Para dziennikarzy skontaktowała się z kilkudziesięcioma osobami oferującymi online pracowników domowych na sprzedaż, w tym handlarzem z Kuwejtu, który zaoferował Fatou – 16-letnią dziewczynkę z Gwinei w Afryce Zachodniej — za 3,8 tys. dolarów. – Jest to kwintesencja nowoczesnego niewolnictwa – powiedział BBC News Urmila Bhoola, sprawozdawca ONZ ds. współczesnych form niewolnictwa. – Widzimy tutaj, jak dziecko jest sprzedawane jak przedmiot, jak wyposażenie wnętrza.

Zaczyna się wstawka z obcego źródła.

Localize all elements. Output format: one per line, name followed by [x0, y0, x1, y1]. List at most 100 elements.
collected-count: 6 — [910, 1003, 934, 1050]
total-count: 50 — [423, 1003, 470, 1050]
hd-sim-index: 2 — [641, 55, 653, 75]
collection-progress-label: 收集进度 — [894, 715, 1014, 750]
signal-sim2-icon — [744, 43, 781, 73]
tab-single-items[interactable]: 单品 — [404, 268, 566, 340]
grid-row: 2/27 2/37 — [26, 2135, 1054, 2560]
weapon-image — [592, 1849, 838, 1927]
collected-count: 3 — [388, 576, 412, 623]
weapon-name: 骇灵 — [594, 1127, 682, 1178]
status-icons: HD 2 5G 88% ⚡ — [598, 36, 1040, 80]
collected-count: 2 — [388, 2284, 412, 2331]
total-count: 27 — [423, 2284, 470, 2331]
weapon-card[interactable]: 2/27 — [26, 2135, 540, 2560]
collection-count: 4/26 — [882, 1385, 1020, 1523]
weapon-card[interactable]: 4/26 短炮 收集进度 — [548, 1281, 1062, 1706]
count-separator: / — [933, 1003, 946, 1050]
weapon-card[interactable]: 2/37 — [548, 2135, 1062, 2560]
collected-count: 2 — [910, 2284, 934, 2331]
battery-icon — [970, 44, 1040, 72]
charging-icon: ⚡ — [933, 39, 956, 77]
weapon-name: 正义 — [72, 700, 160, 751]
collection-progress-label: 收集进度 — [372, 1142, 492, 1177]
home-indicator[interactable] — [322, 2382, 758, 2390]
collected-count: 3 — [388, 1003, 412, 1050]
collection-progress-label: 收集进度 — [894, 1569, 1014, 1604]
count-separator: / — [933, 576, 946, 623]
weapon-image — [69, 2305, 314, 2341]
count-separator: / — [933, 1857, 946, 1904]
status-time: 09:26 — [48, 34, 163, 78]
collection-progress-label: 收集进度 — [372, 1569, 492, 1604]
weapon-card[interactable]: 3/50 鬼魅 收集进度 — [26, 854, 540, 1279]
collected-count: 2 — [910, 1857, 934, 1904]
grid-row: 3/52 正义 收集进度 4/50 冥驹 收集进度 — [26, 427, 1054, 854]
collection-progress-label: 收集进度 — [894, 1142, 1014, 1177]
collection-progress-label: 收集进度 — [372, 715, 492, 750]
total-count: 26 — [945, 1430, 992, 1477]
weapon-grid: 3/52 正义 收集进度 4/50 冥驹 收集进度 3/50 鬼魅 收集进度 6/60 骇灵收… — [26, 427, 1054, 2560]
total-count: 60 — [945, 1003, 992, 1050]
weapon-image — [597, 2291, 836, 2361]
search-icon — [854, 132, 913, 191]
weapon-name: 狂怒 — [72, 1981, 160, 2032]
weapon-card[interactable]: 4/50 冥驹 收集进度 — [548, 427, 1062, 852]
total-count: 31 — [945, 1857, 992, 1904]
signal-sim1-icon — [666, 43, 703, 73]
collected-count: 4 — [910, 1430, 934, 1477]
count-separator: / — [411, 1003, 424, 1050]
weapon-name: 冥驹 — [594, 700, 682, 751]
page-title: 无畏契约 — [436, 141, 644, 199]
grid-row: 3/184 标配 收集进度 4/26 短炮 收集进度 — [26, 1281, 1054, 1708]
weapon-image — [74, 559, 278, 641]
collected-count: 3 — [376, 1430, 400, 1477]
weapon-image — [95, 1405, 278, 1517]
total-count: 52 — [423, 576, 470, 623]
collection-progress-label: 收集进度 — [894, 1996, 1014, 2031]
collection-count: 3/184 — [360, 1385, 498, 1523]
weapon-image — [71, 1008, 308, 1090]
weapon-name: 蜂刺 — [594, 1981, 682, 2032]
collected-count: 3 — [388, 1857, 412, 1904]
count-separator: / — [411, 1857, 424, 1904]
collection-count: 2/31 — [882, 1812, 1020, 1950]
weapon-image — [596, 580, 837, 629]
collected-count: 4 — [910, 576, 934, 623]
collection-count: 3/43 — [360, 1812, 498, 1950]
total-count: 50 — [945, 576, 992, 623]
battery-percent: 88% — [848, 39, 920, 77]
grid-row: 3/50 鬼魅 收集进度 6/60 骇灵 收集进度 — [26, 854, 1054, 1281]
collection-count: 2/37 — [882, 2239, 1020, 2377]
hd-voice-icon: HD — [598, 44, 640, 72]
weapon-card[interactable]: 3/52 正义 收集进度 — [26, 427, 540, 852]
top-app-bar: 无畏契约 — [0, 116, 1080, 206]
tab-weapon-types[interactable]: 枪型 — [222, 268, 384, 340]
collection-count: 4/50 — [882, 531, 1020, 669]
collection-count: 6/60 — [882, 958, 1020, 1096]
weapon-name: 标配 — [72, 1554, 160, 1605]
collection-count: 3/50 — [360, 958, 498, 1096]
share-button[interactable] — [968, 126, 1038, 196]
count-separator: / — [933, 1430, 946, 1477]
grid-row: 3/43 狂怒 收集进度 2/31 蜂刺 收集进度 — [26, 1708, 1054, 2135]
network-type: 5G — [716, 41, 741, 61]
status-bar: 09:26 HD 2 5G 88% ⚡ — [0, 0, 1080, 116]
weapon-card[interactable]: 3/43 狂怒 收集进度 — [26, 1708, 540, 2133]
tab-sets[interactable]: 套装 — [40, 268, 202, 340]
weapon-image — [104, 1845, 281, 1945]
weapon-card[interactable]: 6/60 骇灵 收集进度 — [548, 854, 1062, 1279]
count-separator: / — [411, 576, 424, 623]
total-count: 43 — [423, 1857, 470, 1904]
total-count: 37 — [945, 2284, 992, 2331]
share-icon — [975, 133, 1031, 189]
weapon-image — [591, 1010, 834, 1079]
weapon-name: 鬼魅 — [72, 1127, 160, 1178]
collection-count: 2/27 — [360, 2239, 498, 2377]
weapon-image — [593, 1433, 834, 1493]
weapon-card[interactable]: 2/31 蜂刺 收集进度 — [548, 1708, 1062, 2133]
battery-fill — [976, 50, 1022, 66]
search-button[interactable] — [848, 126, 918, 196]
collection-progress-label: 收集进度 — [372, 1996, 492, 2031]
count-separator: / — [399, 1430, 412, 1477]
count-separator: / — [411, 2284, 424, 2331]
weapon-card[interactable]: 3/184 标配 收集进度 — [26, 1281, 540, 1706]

W następstwie arabskiego śledztwa BBC News, władze w Kuwejcie – jak twierdzą – „wezwały” osoby odpowiedzialne za konta społecznościowe sprzedające niewolników. Następnie poinformowano BBC News, że posiadacze kont zostali przymuszeni do usunięcia ofert i podpisania umowy, w której obiecują, że nie będą „brać udziału w tego typu działalności”. Nie wspomniano jednak ani o karze, ani konsekwencjach prawnych handlu lub zamiaru handlu ludźmi. Nasser al-Mousawi, szef biura pracowników domowych w Kuwejcie, oznajmił jednak zespołowi BBC News Arabic, że „każdy, kto zajmuje się tego rodzaju biznesem, zostanie ukarany”.

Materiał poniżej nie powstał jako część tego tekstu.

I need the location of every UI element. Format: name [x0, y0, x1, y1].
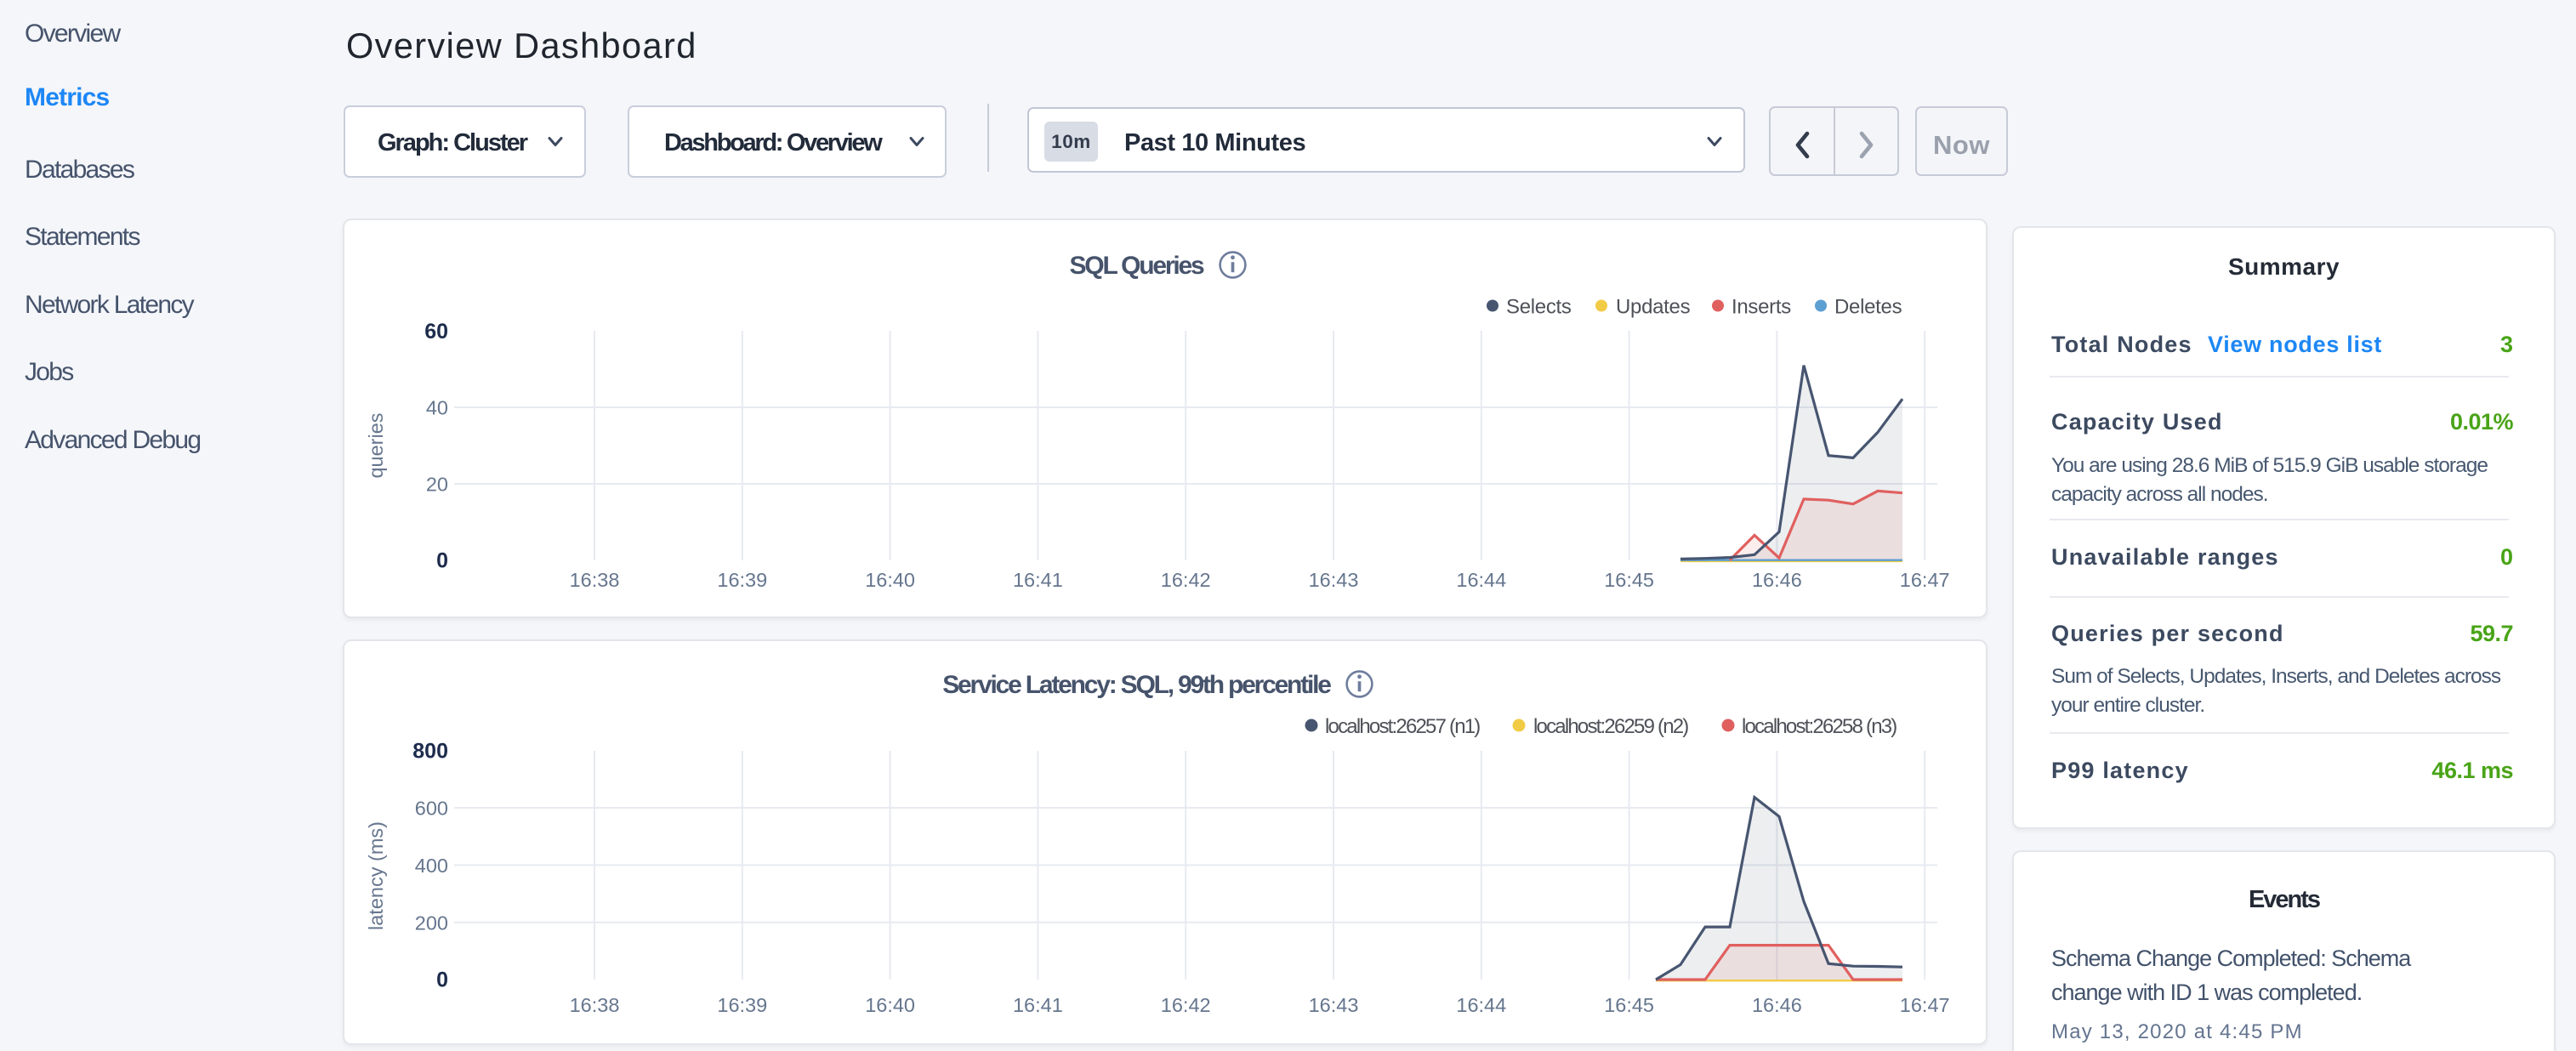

O pomoc w rozwoju globalnego handlu niewolnikami krytycy oskarżają Dolinę Krzemową – handlarze to jedno, ale osoby i organizacje ułatwiające te barbarzyńskie praktyki również należy pociągnąć do odpowiedzialności. Tymczasem Instagram poinformował BBC News, że usunął te i podobne treści z Facebooka i Instagrama, a także uniemożliwił tworzenie w przyszłości nowych kont przeznaczonych do użytku na internetowym rynku niewolników. Zdaniem Bhoola to nie wystarczy. – Google, Facebook i inne firmy, które rozpowszechniają takie treści, muszą zostać pociągnięte do odpowiedzialności – powiedział BBC News Arabic. – Zajmują się promocją internetowego rynku niewolników.
W wyniku dziennikarskiego śledztwa udało się zlokalizować Fatou, a następnie deportować do Gwinei, gdzie adoptowała ją miejscowa rodzina. Amerykańska prawniczka Kimberley Motley wszczęła postępowanie sądowe w sprawie dziewczynki.
Motley uważa, że duże firmy technologiczne, które ułatwiają handel niewolnikami, powinny zapewnić jej rekompensatę pieniężną za traumę, która stała się ich udziałem.
– Apple Store ogłasza, że jest odpowiedzialny za wszystko, co jest w ich sklepie – Motley powiedziała BBC News. – Moje pytanie brzmi: czym dokładnie jest i co obejmuje ta odpowiedzialność?